Valeo hosted The Breakfast for Hope on Friday, May 5, at The Beacon. Funds from the event will go towards assisting the uninsured, underinsured, and anyone unsheltered who struggles with a mental illness.
The Breakfast for Hope event featured keynote speaker Mike Matson. Matson has been a Kansan for his entire life. He has had a career in communications for years on radio and TV news. Matson even worked for WIBW-TV from 1985 to 1994. He has been a newspaper columnist, a press secretary to a Kansas governor, and he became an author.
Matson wrote and published Courtesy Boy: A True Story of Addiction in 2021. The story of his real-life experience with alcoholism and how he overcame it.
“I wrote a book about my own experience and recovery from addiction,” said Matson. “My hope and goal were two-fold. I wanted to show some of the negative traits and behaviors that I exhibited as a young adult in the depths of my addiction. So, that can give people a chance to recognize some of these things, perhaps in loved ones, or perhaps in themselves, and take action. The other is to break down the stigma. There is still so much negative, difficult stigma associated with addiction and alcoholism. It is hard for people to talk about it.”
According to Matson, he started drinking alcohol at 16 years old and did not realize his addiction until a few years later.
“I had to experience a lot of loss,” said Matson. “There was the break-up of a marriage, there was the isolation of myself from my friends, and so, it finally got to the point where I realized that this was a life that could not be sustained if I was going to continue to try to find happiness. So, I took some action and went to rehab.”
The main goal Matson wants to convey to the public is that help is available for anyone in need while also hoping that one-day society can break away from the stigma typically associated with addiction.
“There is help, right,” said Matson. “There are systems that exist in every community in Kansas that do offer these sorts of services. The biggest challenge is awareness. You have to become aware that there might be a problem, reach out, and people are willing to help. I hope that people recognize that this does not have to be the kind of thing that you do not talk about. Stigma is huge. We need to get past the idea that addiction is a negative, moral failure. The more we talk about it — the more help people can get.”

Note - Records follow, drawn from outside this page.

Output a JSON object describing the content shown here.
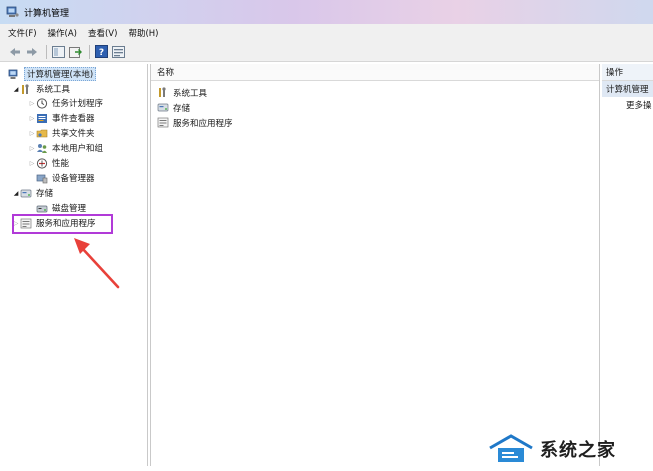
{
  "window": {
    "title": "计算机管理"
  },
  "menubar": {
    "items": [
      "文件(F)",
      "操作(A)",
      "查看(V)",
      "帮助(H)"
    ]
  },
  "toolbar": {
    "buttons": [
      "back-icon",
      "forward-icon",
      "show-hide-tree-icon",
      "export-list-icon",
      "help-icon",
      "properties-icon"
    ]
  },
  "tree": {
    "root": "计算机管理(本地)",
    "items": [
      {
        "label": "系统工具",
        "icon": "tools-icon",
        "expanded": true
      },
      {
        "label": "任务计划程序",
        "icon": "clock-icon"
      },
      {
        "label": "事件查看器",
        "icon": "event-viewer-icon"
      },
      {
        "label": "共享文件夹",
        "icon": "shared-folder-icon"
      },
      {
        "label": "本地用户和组",
        "icon": "users-icon"
      },
      {
        "label": "性能",
        "icon": "performance-icon"
      },
      {
        "label": "设备管理器",
        "icon": "device-manager-icon"
      },
      {
        "label": "存储",
        "icon": "storage-icon",
        "expanded": true
      },
      {
        "label": "磁盘管理",
        "icon": "disk-icon"
      },
      {
        "label": "服务和应用程序",
        "icon": "services-icon",
        "highlighted": true
      }
    ]
  },
  "list": {
    "column_header": "名称",
    "rows": [
      "系统工具",
      "存储",
      "服务和应用程序"
    ]
  },
  "actions": {
    "header": "操作",
    "section_title": "计算机管理",
    "more": "更多操"
  },
  "annotation": {
    "highlight_color": "#b13ad8",
    "arrow_color": "#e8413a"
  },
  "watermark": {
    "text": "系统之家"
  }
}
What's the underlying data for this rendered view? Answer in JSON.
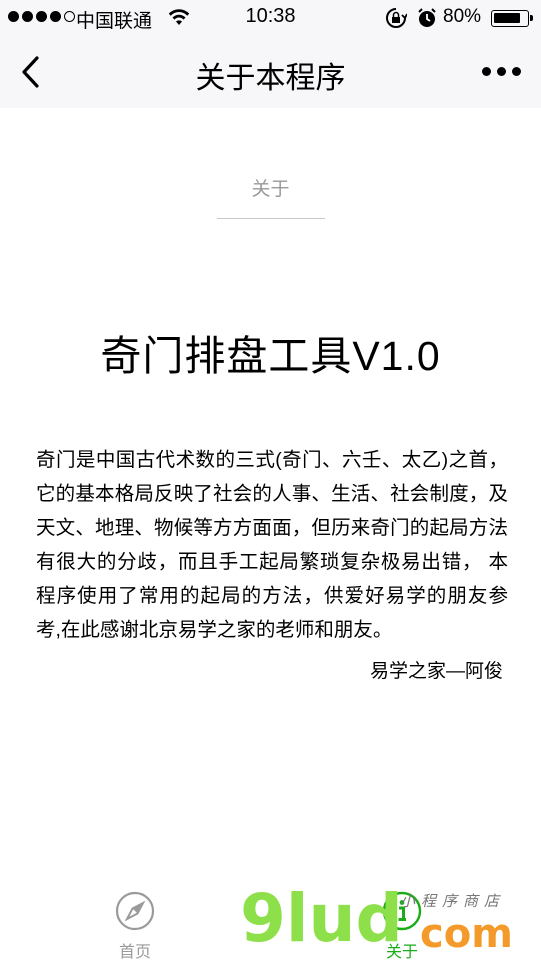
{
  "status_bar": {
    "carrier": "中国联通",
    "time": "10:38",
    "battery_percent": "80%",
    "battery_level": 0.8,
    "signal_dots_filled": 4,
    "signal_dots_total": 5
  },
  "navbar": {
    "title": "关于本程序",
    "back_icon": "chevron-left-icon",
    "more_icon": "more-dots-icon"
  },
  "content": {
    "section_label": "关于",
    "app_title": "奇门排盘工具V1.0",
    "description": "奇门是中国古代术数的三式(奇门、六壬、太乙)之首， 它的基本格局反映了社会的人事、生活、社会制度，及天文、地理、物候等方方面面，但历来奇门的起局方法有很大的分歧，而且手工起局繁琐复杂极易出错， 本程序使用了常用的起局的方法，供爱好易学的朋友参考,在此感谢北京易学之家的老师和朋友。",
    "signature": "易学之家—阿俊"
  },
  "tabbar": {
    "tabs": [
      {
        "label": "首页",
        "icon": "compass-icon"
      },
      {
        "label": "关于",
        "icon": "info-icon"
      }
    ],
    "active_color": "#1aad19",
    "inactive_color": "#9a9a9a"
  },
  "watermark": {
    "logo_text": "9lud",
    "domain_text": "com",
    "sub_text": "小程序商店"
  }
}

Valeo Behavioral Health Care’s CEO, Bill Persinger, agreed that help is available for anyone searching for help.
“We just want people to know that if they are hurting,” said Persinger. “If they feel like their life is not going in the right direction, they can reach out. If there is a mental health problem in their life, if there is a mental illness, if there is a substance abuse disorder, if there is an addiction — that help is available locally. It is open to everybody, affordable, [and] it is there 24 hours a day. Getting help oftentimes is a matter of timing. You have to be there when people are ready. You have to follow through, and you have to be sincere and open with folks.”
Also, on the event agenda was awarding Dr. Alison Crow and Dennis Bosley the Top City Mental Health Advocate Award for advocating for improving the quality of life of others, providing access to mental health services, and reducing the stigma connected to addiction, mental illnesses, and or substance abuse.